Dr Michael Fitzpatrick, author of “Defeating Autism: A Damaging Delusion” and “MMR and Autism: What Parents Need To Know” said:

“Andrew Wakefield cannot be solely held to blame for the MMR-autism debacle. His research was supervised by the senior (adult) gastroenterologist at the Royal Free; the press conference at which he launched the demand for separate vaccines was staged by the Royal Free medical school; the transparently flawed study was published by the Lancet. Further studies published jointly with the Dublin pathologist John O’Leary, claiming to show measles virus in bowel and other specimens have been exposed as invalid, if not fraudulent. The media too has played a lamentable role in this affair, its reputation only salvaged by Brian Deer’s courageous investigative journalism which resulted in Wakefield belatedly being called to account at the GMC.”

UK SMC – MMR Timeline – Summary

1988 – MMR introduced in UK, for the first time boys are immunised against rubella, there is a chance of getting wider measles vaccine coverage and mumps vaccination is included for the first time.

1993 onwards – Andrew Wakefield proposes measles jab causes Crohn’s disease, this is later disproved.

1995 – Uptake rate of vaccine peaks at 92%

1998 – Andrew Wakefield suggests MMR and autism link at press briefing to launch research published in the Lancet

1998 – 14 year study suggests no problems with MMR vaccine published in Lancet.

1999 – Research published in the Lancet from the Royal Free Hospital, where Wakefield did his research, finds no evidence for MMR and autism link.

2000 – Andrew Wakefield and John O’Leary present evidence to US congress suggesting link between MMR and autism.

2000 – Another large scale study suggests benefits of MMR vastly outweigh risks.

2001 BMJ study using GP Research Database suggests no link between MMR and autism.

2001 – Andrew Wakefield resigns from the Royal Free and University College Medical School

2002 – John O’Leary and colleagues suggest measles are present in guts of patients with austim in a paper in the Journal of Clinical Pathology: Molecular pathology. Scientists question methods and later a US legal case says methods unreliable.

2002-2004 – A large number of scientific studies find no link between MMR and autism including research published in British Medical Journal, New England Journal of Medicine, Pediatrics and Lancet

2004 – 10 co-authors on the 1998 Wakefield Lancet paper issue a retraction and editor of the Lancet says, with hindsight, they shouldn’t have published the paper.
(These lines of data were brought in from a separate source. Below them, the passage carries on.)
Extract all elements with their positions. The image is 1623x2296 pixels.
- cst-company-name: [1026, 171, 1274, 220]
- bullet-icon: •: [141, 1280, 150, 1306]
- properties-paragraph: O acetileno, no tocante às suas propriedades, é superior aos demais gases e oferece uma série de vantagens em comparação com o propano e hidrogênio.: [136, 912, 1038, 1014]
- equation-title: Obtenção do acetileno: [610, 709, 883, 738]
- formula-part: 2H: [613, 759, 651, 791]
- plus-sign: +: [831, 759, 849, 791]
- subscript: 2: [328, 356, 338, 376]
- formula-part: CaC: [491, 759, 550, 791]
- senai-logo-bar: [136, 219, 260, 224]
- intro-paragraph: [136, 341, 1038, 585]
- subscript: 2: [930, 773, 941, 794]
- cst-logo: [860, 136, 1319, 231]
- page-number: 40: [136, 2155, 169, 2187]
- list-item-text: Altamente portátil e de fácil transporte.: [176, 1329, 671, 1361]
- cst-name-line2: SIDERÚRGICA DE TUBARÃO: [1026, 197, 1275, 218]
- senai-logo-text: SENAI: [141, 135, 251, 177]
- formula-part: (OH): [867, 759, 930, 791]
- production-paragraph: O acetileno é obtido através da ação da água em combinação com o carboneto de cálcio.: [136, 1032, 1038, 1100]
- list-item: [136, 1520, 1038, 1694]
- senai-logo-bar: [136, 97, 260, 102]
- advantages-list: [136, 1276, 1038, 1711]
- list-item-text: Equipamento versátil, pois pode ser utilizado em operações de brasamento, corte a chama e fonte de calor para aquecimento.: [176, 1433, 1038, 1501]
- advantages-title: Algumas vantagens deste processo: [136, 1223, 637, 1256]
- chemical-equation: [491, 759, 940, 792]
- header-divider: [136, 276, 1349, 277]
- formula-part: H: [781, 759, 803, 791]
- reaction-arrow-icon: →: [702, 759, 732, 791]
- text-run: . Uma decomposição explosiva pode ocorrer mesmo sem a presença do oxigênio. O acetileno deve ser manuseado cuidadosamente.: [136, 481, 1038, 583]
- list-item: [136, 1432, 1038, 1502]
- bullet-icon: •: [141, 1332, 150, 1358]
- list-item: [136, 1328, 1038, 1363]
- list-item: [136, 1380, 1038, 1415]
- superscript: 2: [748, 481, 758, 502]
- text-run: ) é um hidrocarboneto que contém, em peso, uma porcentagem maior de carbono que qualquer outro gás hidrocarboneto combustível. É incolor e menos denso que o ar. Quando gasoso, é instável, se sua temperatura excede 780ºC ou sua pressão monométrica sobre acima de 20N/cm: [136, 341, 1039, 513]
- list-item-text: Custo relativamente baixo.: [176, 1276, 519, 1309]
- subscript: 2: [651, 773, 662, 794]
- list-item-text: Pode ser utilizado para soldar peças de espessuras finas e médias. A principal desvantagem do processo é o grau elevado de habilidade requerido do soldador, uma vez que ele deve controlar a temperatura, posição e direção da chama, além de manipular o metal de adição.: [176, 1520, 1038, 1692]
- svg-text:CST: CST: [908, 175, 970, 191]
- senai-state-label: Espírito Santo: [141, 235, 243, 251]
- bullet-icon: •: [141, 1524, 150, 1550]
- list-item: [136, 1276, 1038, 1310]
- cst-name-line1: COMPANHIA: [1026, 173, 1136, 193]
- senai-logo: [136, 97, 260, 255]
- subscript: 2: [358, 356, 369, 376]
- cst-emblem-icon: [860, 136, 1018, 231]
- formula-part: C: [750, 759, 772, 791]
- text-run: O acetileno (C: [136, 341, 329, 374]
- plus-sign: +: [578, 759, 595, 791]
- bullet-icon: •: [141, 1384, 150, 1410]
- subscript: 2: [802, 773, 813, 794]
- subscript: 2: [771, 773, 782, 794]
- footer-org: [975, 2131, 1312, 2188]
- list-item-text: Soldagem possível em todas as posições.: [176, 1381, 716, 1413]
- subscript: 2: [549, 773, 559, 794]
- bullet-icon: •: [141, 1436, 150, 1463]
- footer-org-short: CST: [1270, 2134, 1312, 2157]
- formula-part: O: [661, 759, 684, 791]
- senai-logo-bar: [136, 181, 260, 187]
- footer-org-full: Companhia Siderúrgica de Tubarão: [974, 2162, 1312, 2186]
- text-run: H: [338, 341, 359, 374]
2004-2005 – Uptake of MMR vaccine falls to 81%.

2005 – Large scale Japanese study shows MMR not linked to autism; Japan withdrew MMR and cases of autism continue to increase.

2005-2006 – Uptake of MMR vaccine at 84%.

2006 April – 13 year old boy becomes the first person in the UK to die from measles in 14 years.

2006 June – It is announced that Andrew Wakefield is to face the General Medical Council over charges of professional misconduct.

2007 – Uptake of MMR vaccine increased to 85%. Department of Health would like the vaccine uptake to rise to 95% – a level that would give herd immunity.